A new malware campaign, originating from the wp3[.]xyz domain, has targeted more than 5,000 WordPress sites worldwide, facilitating admin account creation, malicious plugin injections, and data theft, according to BleepingComputer.
The attack leverages a script retrieved from the wp3[.]xyz domain, allowing cybercriminals to create deceptive admin accounts and install an information-stealing plugin.

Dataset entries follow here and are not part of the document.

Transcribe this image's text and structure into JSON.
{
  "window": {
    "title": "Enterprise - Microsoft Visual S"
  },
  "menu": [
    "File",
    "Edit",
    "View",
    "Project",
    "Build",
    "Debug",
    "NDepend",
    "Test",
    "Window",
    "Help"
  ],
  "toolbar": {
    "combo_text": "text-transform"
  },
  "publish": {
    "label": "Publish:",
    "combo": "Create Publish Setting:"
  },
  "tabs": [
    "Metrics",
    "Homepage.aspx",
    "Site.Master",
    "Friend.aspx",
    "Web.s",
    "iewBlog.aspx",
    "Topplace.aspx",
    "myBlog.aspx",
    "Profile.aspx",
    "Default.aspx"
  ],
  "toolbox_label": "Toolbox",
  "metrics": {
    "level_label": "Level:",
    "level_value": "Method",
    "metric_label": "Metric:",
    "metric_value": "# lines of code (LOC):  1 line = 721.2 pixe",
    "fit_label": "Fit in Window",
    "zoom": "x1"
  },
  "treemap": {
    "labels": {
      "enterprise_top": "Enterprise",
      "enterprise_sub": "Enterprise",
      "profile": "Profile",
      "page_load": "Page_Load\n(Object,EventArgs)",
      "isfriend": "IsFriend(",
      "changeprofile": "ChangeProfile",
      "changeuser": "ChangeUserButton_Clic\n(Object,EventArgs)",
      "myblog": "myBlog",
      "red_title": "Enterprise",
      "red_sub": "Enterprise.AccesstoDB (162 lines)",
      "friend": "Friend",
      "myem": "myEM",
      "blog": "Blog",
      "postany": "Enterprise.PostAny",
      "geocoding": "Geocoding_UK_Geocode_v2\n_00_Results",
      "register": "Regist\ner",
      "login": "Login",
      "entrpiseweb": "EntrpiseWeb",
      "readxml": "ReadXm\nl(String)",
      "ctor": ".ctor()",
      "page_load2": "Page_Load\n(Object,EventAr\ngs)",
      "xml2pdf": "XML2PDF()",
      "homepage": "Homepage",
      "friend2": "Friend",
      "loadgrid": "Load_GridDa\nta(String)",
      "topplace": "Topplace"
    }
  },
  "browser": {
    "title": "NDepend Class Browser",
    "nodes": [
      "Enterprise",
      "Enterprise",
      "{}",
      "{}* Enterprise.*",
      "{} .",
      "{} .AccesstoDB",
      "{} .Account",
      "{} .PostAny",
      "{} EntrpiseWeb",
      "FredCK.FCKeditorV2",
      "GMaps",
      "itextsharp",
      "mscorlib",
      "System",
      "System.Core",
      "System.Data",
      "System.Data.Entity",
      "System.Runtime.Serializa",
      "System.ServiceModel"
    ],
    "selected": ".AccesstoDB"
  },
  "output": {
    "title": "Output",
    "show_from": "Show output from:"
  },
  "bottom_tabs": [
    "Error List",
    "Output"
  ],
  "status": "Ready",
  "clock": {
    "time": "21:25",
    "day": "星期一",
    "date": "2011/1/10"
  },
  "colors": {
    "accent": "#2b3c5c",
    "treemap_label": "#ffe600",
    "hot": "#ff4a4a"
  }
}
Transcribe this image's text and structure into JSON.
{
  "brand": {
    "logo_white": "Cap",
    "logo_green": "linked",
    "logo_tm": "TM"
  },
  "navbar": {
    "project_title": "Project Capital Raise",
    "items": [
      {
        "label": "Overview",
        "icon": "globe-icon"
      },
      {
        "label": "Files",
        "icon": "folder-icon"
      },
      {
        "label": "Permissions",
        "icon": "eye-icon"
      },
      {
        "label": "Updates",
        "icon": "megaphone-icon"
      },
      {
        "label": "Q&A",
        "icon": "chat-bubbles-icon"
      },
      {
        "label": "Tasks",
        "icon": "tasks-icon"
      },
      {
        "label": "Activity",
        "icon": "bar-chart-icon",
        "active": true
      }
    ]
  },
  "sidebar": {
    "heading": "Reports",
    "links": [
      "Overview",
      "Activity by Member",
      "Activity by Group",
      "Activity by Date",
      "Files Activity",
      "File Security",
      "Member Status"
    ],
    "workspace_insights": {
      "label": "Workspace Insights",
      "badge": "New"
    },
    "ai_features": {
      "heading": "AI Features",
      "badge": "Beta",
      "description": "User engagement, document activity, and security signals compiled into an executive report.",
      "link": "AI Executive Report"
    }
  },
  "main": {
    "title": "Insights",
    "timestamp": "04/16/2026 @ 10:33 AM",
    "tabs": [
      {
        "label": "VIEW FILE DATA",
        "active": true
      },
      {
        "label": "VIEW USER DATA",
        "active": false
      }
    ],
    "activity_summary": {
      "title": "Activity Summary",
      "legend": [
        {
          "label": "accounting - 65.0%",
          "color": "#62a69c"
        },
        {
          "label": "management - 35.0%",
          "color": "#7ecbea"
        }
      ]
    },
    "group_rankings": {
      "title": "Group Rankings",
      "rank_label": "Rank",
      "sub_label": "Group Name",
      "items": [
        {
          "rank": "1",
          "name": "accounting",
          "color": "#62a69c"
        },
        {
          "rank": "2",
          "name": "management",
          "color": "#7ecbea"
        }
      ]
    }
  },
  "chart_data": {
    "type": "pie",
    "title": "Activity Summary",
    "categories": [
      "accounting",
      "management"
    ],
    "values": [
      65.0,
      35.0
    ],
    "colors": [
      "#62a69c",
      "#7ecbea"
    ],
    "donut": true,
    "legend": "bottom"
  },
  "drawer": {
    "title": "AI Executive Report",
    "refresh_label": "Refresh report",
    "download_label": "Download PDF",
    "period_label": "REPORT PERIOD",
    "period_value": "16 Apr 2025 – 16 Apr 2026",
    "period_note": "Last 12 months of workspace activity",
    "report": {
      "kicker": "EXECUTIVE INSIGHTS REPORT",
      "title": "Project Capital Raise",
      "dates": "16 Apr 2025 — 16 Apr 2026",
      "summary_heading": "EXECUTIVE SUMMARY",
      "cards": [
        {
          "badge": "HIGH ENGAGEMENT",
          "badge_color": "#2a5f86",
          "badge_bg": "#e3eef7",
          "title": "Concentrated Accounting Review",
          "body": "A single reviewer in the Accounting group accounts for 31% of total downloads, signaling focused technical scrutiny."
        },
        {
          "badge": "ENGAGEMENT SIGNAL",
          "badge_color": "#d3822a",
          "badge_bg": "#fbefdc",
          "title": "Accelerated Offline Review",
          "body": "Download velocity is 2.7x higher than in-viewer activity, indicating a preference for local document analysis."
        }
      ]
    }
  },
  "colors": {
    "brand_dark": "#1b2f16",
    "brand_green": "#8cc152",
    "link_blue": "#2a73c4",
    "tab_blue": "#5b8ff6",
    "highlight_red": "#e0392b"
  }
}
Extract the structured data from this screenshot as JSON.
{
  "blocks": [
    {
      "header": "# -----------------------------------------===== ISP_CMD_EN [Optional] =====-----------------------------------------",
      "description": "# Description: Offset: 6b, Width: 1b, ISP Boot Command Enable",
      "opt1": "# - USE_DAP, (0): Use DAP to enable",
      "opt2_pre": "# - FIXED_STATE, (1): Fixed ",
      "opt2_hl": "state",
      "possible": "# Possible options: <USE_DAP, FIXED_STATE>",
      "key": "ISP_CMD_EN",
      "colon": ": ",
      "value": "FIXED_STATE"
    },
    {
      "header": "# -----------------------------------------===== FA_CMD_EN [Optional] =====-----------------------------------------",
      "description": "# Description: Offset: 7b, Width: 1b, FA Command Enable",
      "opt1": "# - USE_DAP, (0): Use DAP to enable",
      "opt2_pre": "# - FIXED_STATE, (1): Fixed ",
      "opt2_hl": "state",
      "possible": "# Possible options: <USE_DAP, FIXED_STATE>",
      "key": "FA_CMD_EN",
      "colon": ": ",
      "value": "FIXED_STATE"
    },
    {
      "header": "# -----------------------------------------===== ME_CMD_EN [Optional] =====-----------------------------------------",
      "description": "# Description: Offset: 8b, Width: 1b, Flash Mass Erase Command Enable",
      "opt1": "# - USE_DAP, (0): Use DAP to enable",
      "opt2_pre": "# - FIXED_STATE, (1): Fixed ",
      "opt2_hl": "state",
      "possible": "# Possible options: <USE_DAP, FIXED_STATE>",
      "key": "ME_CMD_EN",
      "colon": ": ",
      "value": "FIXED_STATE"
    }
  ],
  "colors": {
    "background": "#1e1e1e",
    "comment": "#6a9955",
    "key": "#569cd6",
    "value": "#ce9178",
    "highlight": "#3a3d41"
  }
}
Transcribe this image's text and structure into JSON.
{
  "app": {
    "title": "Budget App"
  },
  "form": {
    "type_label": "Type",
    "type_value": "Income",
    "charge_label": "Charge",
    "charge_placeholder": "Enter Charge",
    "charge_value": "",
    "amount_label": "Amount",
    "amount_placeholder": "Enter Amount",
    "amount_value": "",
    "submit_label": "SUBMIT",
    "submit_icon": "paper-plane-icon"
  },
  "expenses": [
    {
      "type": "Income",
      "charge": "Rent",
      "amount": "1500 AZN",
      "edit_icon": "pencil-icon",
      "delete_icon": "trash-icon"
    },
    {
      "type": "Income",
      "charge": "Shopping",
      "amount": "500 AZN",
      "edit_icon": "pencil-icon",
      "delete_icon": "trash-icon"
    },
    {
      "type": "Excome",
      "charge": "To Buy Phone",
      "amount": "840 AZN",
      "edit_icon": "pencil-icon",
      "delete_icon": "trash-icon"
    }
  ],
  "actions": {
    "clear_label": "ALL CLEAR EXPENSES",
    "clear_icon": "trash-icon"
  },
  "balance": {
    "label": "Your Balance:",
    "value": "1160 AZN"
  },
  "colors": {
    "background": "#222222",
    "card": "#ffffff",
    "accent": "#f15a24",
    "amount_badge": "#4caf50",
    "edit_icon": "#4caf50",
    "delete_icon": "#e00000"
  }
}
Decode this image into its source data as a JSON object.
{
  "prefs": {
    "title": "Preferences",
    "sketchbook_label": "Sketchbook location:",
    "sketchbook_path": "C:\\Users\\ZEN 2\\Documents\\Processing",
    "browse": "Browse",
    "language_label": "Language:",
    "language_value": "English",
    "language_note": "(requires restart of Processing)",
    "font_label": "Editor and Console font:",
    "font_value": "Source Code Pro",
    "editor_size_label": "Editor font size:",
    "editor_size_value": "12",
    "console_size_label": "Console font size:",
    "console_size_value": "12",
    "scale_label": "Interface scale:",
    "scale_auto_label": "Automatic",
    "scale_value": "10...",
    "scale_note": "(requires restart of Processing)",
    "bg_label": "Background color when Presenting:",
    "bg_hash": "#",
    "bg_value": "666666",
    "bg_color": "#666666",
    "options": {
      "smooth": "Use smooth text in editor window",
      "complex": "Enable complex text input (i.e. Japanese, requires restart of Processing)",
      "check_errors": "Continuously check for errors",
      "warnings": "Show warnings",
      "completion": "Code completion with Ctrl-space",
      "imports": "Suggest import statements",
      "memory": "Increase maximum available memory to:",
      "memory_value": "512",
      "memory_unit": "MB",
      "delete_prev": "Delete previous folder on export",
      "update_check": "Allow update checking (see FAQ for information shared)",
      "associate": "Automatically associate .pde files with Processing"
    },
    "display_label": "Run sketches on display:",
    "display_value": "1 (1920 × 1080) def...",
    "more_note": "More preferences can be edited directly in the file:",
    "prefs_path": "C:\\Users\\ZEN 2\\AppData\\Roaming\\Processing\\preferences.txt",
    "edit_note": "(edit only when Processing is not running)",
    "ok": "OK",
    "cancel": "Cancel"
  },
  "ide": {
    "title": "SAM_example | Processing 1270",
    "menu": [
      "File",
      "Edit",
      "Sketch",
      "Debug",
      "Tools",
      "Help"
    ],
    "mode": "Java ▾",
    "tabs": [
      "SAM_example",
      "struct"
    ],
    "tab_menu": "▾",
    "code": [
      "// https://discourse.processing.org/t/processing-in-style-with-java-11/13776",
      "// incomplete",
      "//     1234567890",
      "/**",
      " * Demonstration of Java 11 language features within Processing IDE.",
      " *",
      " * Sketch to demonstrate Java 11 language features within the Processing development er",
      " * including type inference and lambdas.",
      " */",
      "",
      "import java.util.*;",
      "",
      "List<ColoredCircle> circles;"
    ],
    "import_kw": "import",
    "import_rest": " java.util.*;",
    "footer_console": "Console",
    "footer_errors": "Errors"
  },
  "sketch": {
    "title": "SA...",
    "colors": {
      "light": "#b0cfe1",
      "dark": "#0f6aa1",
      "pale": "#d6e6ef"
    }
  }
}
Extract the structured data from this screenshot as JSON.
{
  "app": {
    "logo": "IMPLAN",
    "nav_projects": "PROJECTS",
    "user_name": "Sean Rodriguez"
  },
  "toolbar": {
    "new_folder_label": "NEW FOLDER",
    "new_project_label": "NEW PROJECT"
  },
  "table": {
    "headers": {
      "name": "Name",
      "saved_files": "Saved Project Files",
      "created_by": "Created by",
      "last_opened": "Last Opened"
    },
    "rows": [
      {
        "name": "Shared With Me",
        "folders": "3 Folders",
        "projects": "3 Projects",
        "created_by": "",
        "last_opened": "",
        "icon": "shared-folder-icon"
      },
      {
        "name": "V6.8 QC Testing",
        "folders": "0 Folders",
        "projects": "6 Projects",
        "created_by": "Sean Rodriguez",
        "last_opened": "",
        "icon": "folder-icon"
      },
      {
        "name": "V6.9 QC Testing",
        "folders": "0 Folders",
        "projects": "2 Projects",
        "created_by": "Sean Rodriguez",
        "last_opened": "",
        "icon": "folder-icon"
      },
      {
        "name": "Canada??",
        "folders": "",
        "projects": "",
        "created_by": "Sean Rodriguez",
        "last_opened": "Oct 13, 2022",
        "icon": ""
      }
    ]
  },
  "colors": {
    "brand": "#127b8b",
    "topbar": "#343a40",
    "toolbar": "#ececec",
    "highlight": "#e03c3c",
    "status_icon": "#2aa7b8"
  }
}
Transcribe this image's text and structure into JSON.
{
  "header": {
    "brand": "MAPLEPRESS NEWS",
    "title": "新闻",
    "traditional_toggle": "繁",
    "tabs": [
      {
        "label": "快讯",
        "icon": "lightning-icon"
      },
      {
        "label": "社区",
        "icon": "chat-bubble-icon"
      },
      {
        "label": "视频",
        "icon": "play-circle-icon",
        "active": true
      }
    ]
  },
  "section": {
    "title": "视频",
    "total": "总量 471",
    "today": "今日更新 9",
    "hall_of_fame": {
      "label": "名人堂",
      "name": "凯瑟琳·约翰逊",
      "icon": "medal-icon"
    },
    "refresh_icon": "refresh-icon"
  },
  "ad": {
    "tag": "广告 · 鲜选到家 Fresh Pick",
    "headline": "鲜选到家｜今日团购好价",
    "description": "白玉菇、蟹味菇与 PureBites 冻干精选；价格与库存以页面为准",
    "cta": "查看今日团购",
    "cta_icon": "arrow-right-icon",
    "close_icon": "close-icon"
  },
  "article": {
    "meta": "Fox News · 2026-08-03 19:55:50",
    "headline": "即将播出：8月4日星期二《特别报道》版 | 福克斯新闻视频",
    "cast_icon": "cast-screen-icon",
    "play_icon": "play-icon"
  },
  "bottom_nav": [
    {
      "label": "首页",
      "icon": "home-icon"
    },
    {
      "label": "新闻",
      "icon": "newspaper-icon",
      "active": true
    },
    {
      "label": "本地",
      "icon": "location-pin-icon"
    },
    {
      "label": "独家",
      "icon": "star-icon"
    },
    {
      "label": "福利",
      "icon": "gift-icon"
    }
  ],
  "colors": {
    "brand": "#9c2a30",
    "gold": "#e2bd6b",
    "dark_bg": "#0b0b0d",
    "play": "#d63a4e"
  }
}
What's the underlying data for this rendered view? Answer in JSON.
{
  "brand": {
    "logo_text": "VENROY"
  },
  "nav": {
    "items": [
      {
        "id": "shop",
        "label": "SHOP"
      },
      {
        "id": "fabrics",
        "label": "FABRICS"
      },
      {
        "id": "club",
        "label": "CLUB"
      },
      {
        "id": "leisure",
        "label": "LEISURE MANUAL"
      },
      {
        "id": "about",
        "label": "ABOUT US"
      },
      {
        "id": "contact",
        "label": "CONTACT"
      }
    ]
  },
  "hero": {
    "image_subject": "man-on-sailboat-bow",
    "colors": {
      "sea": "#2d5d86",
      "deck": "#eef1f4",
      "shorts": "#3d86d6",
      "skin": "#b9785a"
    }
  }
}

This plugin is designed to extract sensitive data such as admin credentials and activity logs, revealed a report by web security firm c/side.
Although the initial method of compromise remains unclear, researchers urge site administrators to take the following steps to safeguard their WordPress sites:
- Strengthen Security Defenses: Deploy firewalls and block access to the wp3[.]xyz domain.
- Audit Privileged Accounts and Plugins: Evaluate admin accounts and installed plugins for any signs of suspicious activity.
- Fortify Against CSRF Attacks: Implement server-side validation, unique token generation, and periodic regeneration to mitigate cross-site request forgery risks.
- Enable Multi-Factor Authentication (MFA): Add an extra layer of security to prevent unauthorized access.
This alarming campaign serves as a reminder for website administrators to stay vigilant, ensure regular updates, and adopt robust security practices to mitigate such threats.